KBRN. Atambua : Dua pelaku berinisial SE dan PA diduga komplotan pencurian ternak sapi berhasil dibekuk Tim Buruh Sergap (Buser) Polres Belu Polda Nusan Tenggara Timur, yang terjadi di kampung Wehudi, Dusun Tubata. Kecamatan Tasifeto Barat.

Pengungkapan Kasus tersebut diungkapkan Kapolres Belu. AKPB. Khairul Saleh Saat konferensi press. Bertempat Aula Merah Putih Polres Belu. Sabtu, (31/7/2021).

Kapolres Belu merinci dari kronologis kejadian, terjadi di hutan Webora Desa Tukuneno ditemukan satu pelaku atas nama SE diawali dari informasi yang diperoleh dari masyarakat kepada pihak Kepolisian, bahwa ada suara letupan senjata api. Berdasarkan informasi tersebut, masyarakat bersama-sama dengan aparat Kepolisian mendatangi untuk mencari tahu kejadian dari asal suara tembakan tersebut,. Di lokasi Tempat Kejadian Perkara (TKP) ditemukannya tersangka atas nama SE.
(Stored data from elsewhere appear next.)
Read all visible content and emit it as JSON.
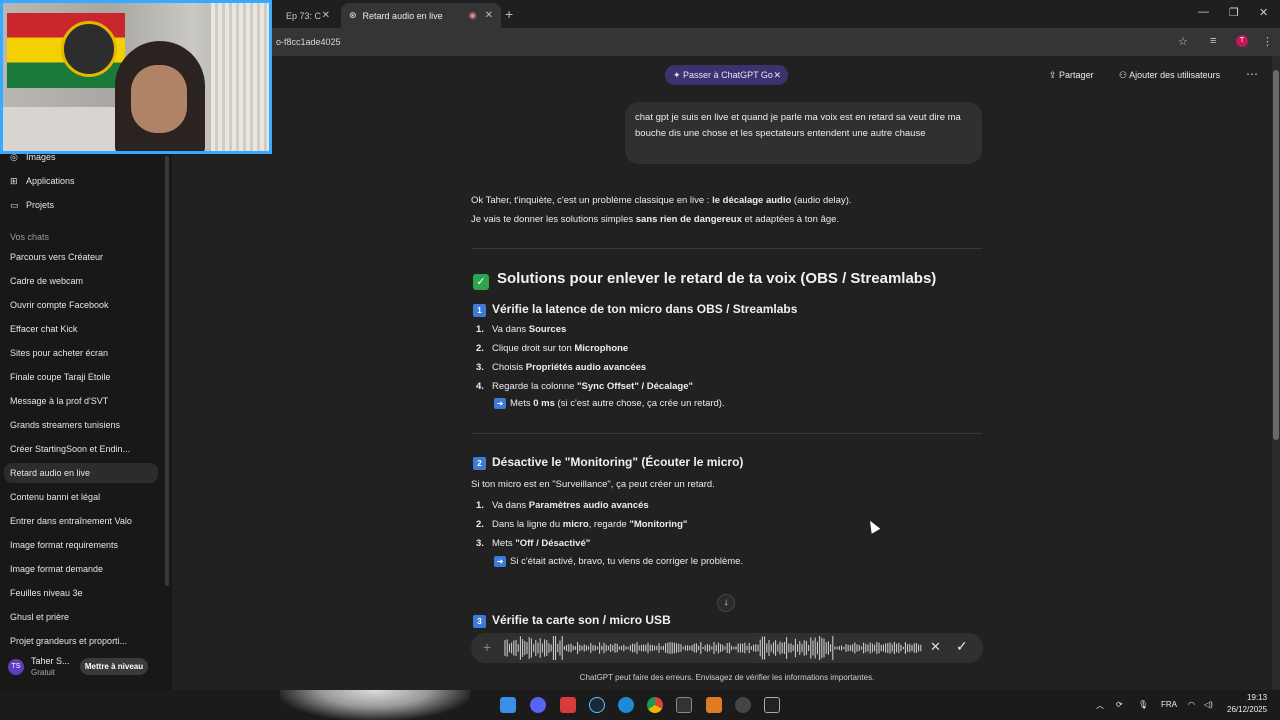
{
  "browser": {
    "tabs": [
      {
        "label": "Ep 73: C"
      },
      {
        "label": "Retard audio en live"
      }
    ],
    "url": "o-f8cc1ade4025"
  },
  "sidebar": {
    "top_items": [
      {
        "label": "Images",
        "icon": "images-icon"
      },
      {
        "label": "Applications",
        "icon": "apps-icon"
      },
      {
        "label": "Projets",
        "icon": "folder-icon"
      }
    ],
    "section_label": "Vos chats",
    "chats": [
      "Parcours vers Créateur",
      "Cadre de webcam",
      "Ouvrir compte Facebook",
      "Effacer chat Kick",
      "Sites pour acheter écran",
      "Finale coupe Taraji Etoile",
      "Message à la prof d'SVT",
      "Grands streamers tunisiens",
      "Créer StartingSoon et Endin...",
      "Retard audio en live",
      "Contenu banni et légal",
      "Entrer dans entraînement Valo",
      "Image format requirements",
      "Image format demande",
      "Feuilles niveau 3e",
      "Ghusl et prière",
      "Projet grandeurs et proporti..."
    ],
    "active_chat": "Retard audio en live",
    "user": {
      "initials": "TS",
      "name": "Taher S...",
      "plan": "Gratuit",
      "upgrade_label": "Mettre à niveau"
    }
  },
  "header": {
    "promo": "Passer à ChatGPT Go",
    "share": "Partager",
    "add_users": "Ajouter des utilisateurs"
  },
  "conversation": {
    "user_message": "chat gpt je suis en live et quand je parle ma voix est en retard sa veut dire ma bouche dis une chose et les spectateurs entendent une autre chause",
    "intro_1_a": "Ok Taher, t'inquiète, c'est un problème classique en live : ",
    "intro_1_b": "le décalage audio",
    "intro_1_c": " (audio delay).",
    "intro_2_a": "Je vais te donner les solutions simples ",
    "intro_2_b": "sans rien de dangereux",
    "intro_2_c": " et adaptées à ton âge.",
    "heading": "Solutions pour enlever le retard de ta voix (OBS / Streamlabs)",
    "s1": {
      "num": "1",
      "title": "Vérifie la latence de ton micro dans OBS / Streamlabs",
      "steps": [
        {
          "n": "1.",
          "a": "Va dans ",
          "b": "Sources",
          "c": ""
        },
        {
          "n": "2.",
          "a": "Clique droit sur ton ",
          "b": "Microphone",
          "c": ""
        },
        {
          "n": "3.",
          "a": "Choisis ",
          "b": "Propriétés audio avancées",
          "c": ""
        },
        {
          "n": "4.",
          "a": "Regarde la colonne ",
          "b": "\"Sync Offset\" / Décalage\"",
          "c": ""
        }
      ],
      "note_a": "Mets ",
      "note_b": "0 ms",
      "note_c": " (si c'est autre chose, ça crée un retard)."
    },
    "s2": {
      "num": "2",
      "title": "Désactive le \"Monitoring\" (Écouter le micro)",
      "intro": "Si ton micro est en \"Surveillance\", ça peut créer un retard.",
      "steps": [
        {
          "n": "1.",
          "a": "Va dans ",
          "b": "Paramètres audio avancés",
          "c": ""
        },
        {
          "n": "2.",
          "a": "Dans la ligne du ",
          "b": "micro",
          "c": ", regarde ",
          "d": "\"Monitoring\""
        },
        {
          "n": "3.",
          "a": "Mets ",
          "b": "\"Off / Désactivé\"",
          "c": ""
        }
      ],
      "note": "Si c'était activé, bravo, tu viens de corriger le problème."
    },
    "s3": {
      "num": "3",
      "title": "Vérifie ta carte son / micro USB"
    }
  },
  "composer": {
    "disclaimer": "ChatGPT peut faire des erreurs. Envisagez de vérifier les informations importantes."
  },
  "taskbar": {
    "lang": "FRA",
    "time": "19:13",
    "date": "26/12/2025"
  },
  "colors": {
    "accent_blue": "#3e7bd6",
    "check_green": "#2da44e",
    "promo_purple": "#3d3270",
    "webcam_border": "#35aaff"
  }
}
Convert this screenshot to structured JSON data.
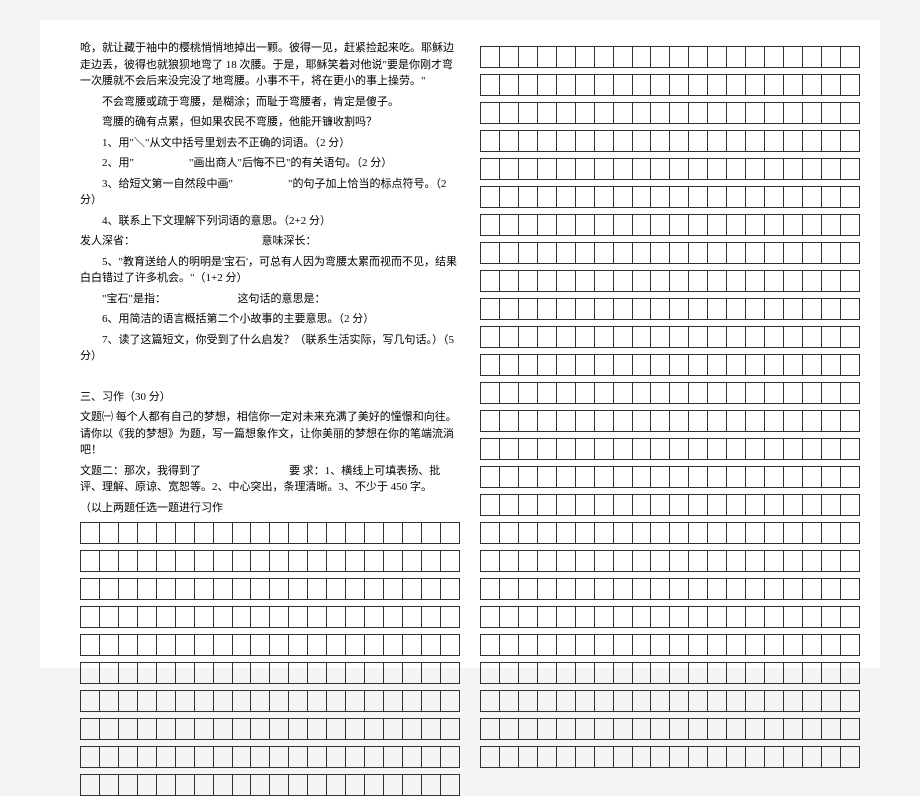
{
  "leftColumn": {
    "story": [
      "呛，就让藏于袖中的樱桃悄悄地掉出一颗。彼得一见，赶紧捡起来吃。耶稣边走边丢，彼得也就狼狈地弯了 18 次腰。于是，耶稣笑着对他说\"要是你刚才弯一次腰就不会后来没完没了地弯腰。小事不干，将在更小的事上操劳。\"",
      "不会弯腰或疏于弯腰，是糊涂；而耻于弯腰者，肯定是傻子。",
      "弯腰的确有点累，但如果农民不弯腰，他能开镰收割吗？"
    ],
    "questions": [
      "1、用\"＼\"从文中括号里划去不正确的词语。（2 分）",
      "2、用\"　　　　　\"画出商人\"后悔不已\"的有关语句。（2 分）",
      "3、给短文第一自然段中画\"　　　　　\"的句子加上恰当的标点符号。（2 分）",
      "4、联系上下文理解下列词语的意思。（2+2 分）",
      "发人深省：　　　　　　　　　　　　意味深长：",
      "5、\"教育送给人的明明是'宝石'，可总有人因为弯腰太累而视而不见，结果白白错过了许多机会。\"（1+2 分）",
      "\"宝石\"是指：　　　　　　　这句话的意思是：",
      "6、用简洁的语言概括第二个小故事的主要意思。（2 分）",
      "",
      "7、读了这篇短文，你受到了什么启发？（联系生活实际，写几句话。）（5 分）"
    ],
    "composition": {
      "heading": "三、习作（30 分）",
      "topic1": "文题㈠ 每个人都有自己的梦想，相信你一定对未来充满了美好的憧憬和向往。请你以《我的梦想》为题，写一篇想象作文，让你美丽的梦想在你的笔端流淌吧！",
      "topic2": "文题二：那次，我得到了　　　　　　　　要 求：1、横线上可填表扬、批评、理解、原谅、宽恕等。2、中心突出，条理清晰。3、不少于 450 字。",
      "note": "（以上两题任选一题进行习作"
    }
  },
  "grid": {
    "columns": 20,
    "leftRows": 10,
    "rightRows": 26
  }
}
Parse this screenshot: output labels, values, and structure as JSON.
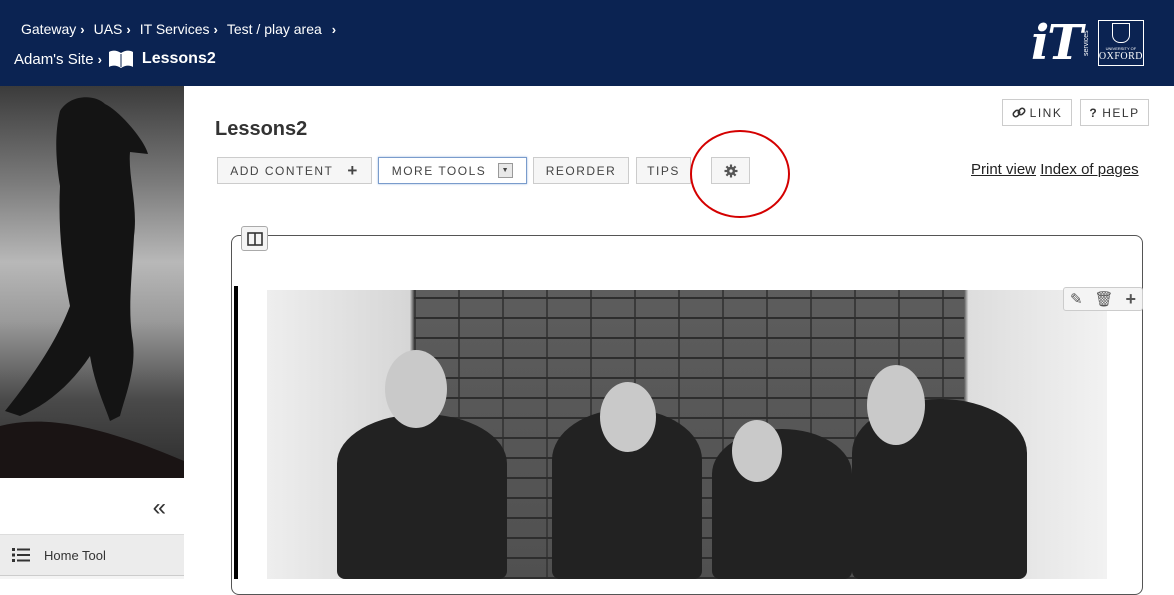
{
  "header": {
    "breadcrumbs": [
      "Gateway",
      "UAS",
      "IT Services",
      "Test / play area"
    ],
    "site_name": "Adam's Site",
    "tool_name": "Lessons2",
    "brand": {
      "it_logo": "iT",
      "it_services": "services",
      "university_label": "UNIVERSITY OF",
      "university_name": "OXFORD"
    }
  },
  "sidebar": {
    "collapse_label": "«",
    "tool_label": "Home Tool"
  },
  "main": {
    "page_title": "Lessons2",
    "link_button": "LINK",
    "help_button": "HELP",
    "toolbar": {
      "add_content": "ADD CONTENT",
      "more_tools": "MORE TOOLS",
      "reorder": "REORDER",
      "tips": "TIPS"
    },
    "print_view": "Print view",
    "index_of_pages": "Index of pages"
  },
  "colors": {
    "header_bg": "#0b2352",
    "highlight": "#d40000"
  }
}
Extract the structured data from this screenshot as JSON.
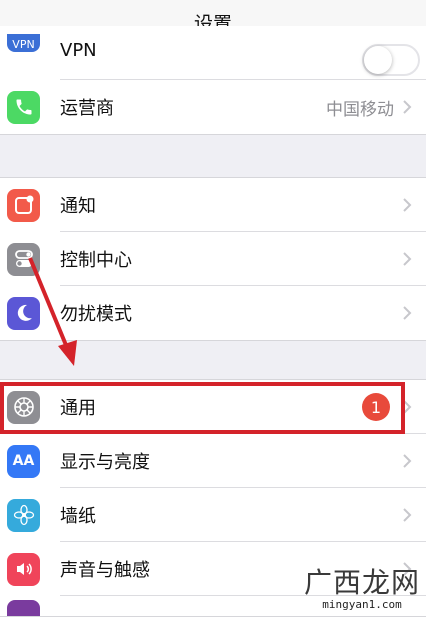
{
  "nav": {
    "title": "设置"
  },
  "group1": {
    "vpn": {
      "icon_text": "VPN",
      "label": "VPN",
      "toggle_on": false
    },
    "carrier": {
      "label": "运营商",
      "detail": "中国移动"
    }
  },
  "group2": {
    "items": [
      {
        "label": "通知",
        "icon": "notifications-icon",
        "color": "#f25a4a"
      },
      {
        "label": "控制中心",
        "icon": "control-center-icon",
        "color": "#8e8e93"
      },
      {
        "label": "勿扰模式",
        "icon": "moon-icon",
        "color": "#5b57d6"
      }
    ]
  },
  "group3": {
    "items": [
      {
        "label": "通用",
        "icon": "gear-icon",
        "color": "#8e8e93",
        "badge": "1"
      },
      {
        "label": "显示与亮度",
        "icon": "display-icon",
        "color": "#3478f6",
        "icon_text": "AA"
      },
      {
        "label": "墙纸",
        "icon": "wallpaper-icon",
        "color": "#35aadc"
      },
      {
        "label": "声音与触感",
        "icon": "sound-icon",
        "color": "#f0445a"
      }
    ]
  },
  "annotation": {
    "highlight_color": "#d4232a"
  },
  "watermark": {
    "text_cn": "广西龙网",
    "text_en": "mingyan1.com"
  }
}
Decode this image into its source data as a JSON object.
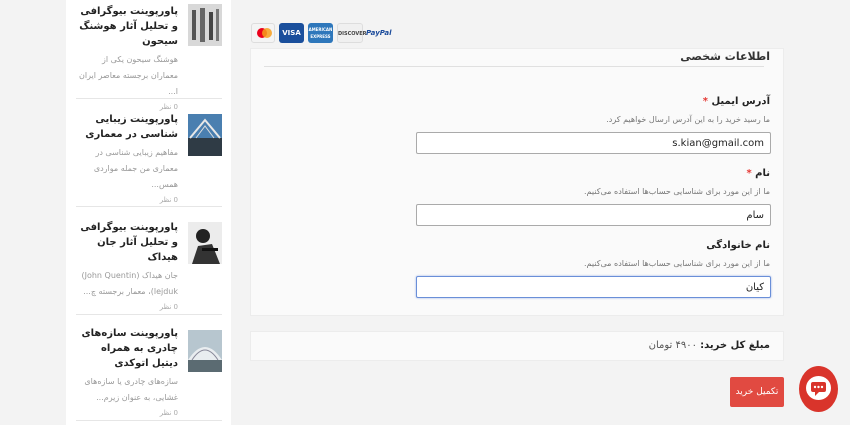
{
  "sidebar": {
    "posts": [
      {
        "title": "پاورپوینت بیوگرافی و تحلیل آثار هوشنگ سیحون",
        "excerpt": "هوشنگ سیحون یکی از معماران برجسته معاصر ایران ا...",
        "comments": "0 نظر"
      },
      {
        "title": "پاورپوینت زیبایی شناسی در معماری",
        "excerpt": "مفاهیم زیبایی شناسی در معماری من جمله مواردی همس...",
        "comments": "0 نظر"
      },
      {
        "title": "پاورپوینت بیوگرافی و تحلیل آثار جان هیداک",
        "excerpt": "جان هیداک (John Quentin) lejduk)، معمار برجسته چ...",
        "comments": "0 نظر"
      },
      {
        "title": "پاورپوینت سازه‌های چادری به همراه دیتیل اتوکدی",
        "excerpt": "سازه‌های چادری یا سازه‌های غشایی، به عنوان زیرم...",
        "comments": "0 نظر"
      }
    ]
  },
  "payment_icons": [
    {
      "name": "mastercard-icon",
      "label": "mastercard",
      "color": "#f4f4f4"
    },
    {
      "name": "visa-icon",
      "label": "VISA",
      "color": "#1a4f9c"
    },
    {
      "name": "amex-icon",
      "label": "AMERICAN EXPRESS",
      "color": "#2e77bb"
    },
    {
      "name": "discover-icon",
      "label": "DISCOVER",
      "color": "#f0f0f0"
    },
    {
      "name": "paypal-icon",
      "label": "PayPal",
      "color": "#ffffff"
    }
  ],
  "form": {
    "section_title": "اطلاعات شخصی",
    "email": {
      "label": "آدرس ایمیل",
      "required_mark": "*",
      "help": "ما رسید خرید را به این آدرس ارسال خواهیم کرد.",
      "value": "s.kian@gmail.com"
    },
    "first_name": {
      "label": "نام",
      "required_mark": "*",
      "help": "ما از این مورد برای شناسایی حساب‌ها استفاده می‌کنیم.",
      "value": "سام"
    },
    "last_name": {
      "label": "نام خانوادگی",
      "help": "ما از این مورد برای شناسایی حساب‌ها استفاده می‌کنیم.",
      "value": "کیان"
    }
  },
  "total": {
    "label": "مبلغ کل خرید:",
    "amount": "۴۹۰۰ تومان"
  },
  "submit_label": "تکمیل خرید",
  "colors": {
    "accent": "#e14a41",
    "focus": "#6a8fd8"
  }
}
"Tersangka SE pada saat diamankan, pelaku sementara memikul daging sapi dengan senjata api jenis Refile yang di kalungkan pada lengan sebelah kanan, sedangkan parang dikatakan di pinggang," jelas Kapolres Belu.

Lanjut Kapolres Belu, pelaku SE yang diamankan dari hasil pemerisaan dan bukti-bukti, SE mengakui perbuatannya selama ini telah melakukan pencurian ternak sapi.

"SE mengakui sebanyak 5 kali telah melakukan pencurian ternak sapi dan dari situ dilakukan pengembangan kasus ditetapkan satu orang lagi berinisial PA sebagai tersangka dan juga pemilik dari senjata api tersebut," ungkap Kapolres Belu.

Barang Bukti (BB) yang dilakukan penyitaan dan diamankan dari kasus tersebut berupa satu pucuk senjata api jenis Refile buatan Belanda, satu lembar kulit sapi dan sebilah parang dengan ukuran 30 cm.

"Berdasarkan BB yang ada telah ditetapkan SE dan PA sebagai  tersangka, dengan pengenaan pasal 363 ayat 1 KUHP dan pasal 1 ayat 1 UU darurat nomor 12 tahun 1951 tentang bahan peledak dan senjata api. Ancaman kurung maksimal diatas 5 tahun," tuntas Kapolres Belu AKPB. Khairul Saleh.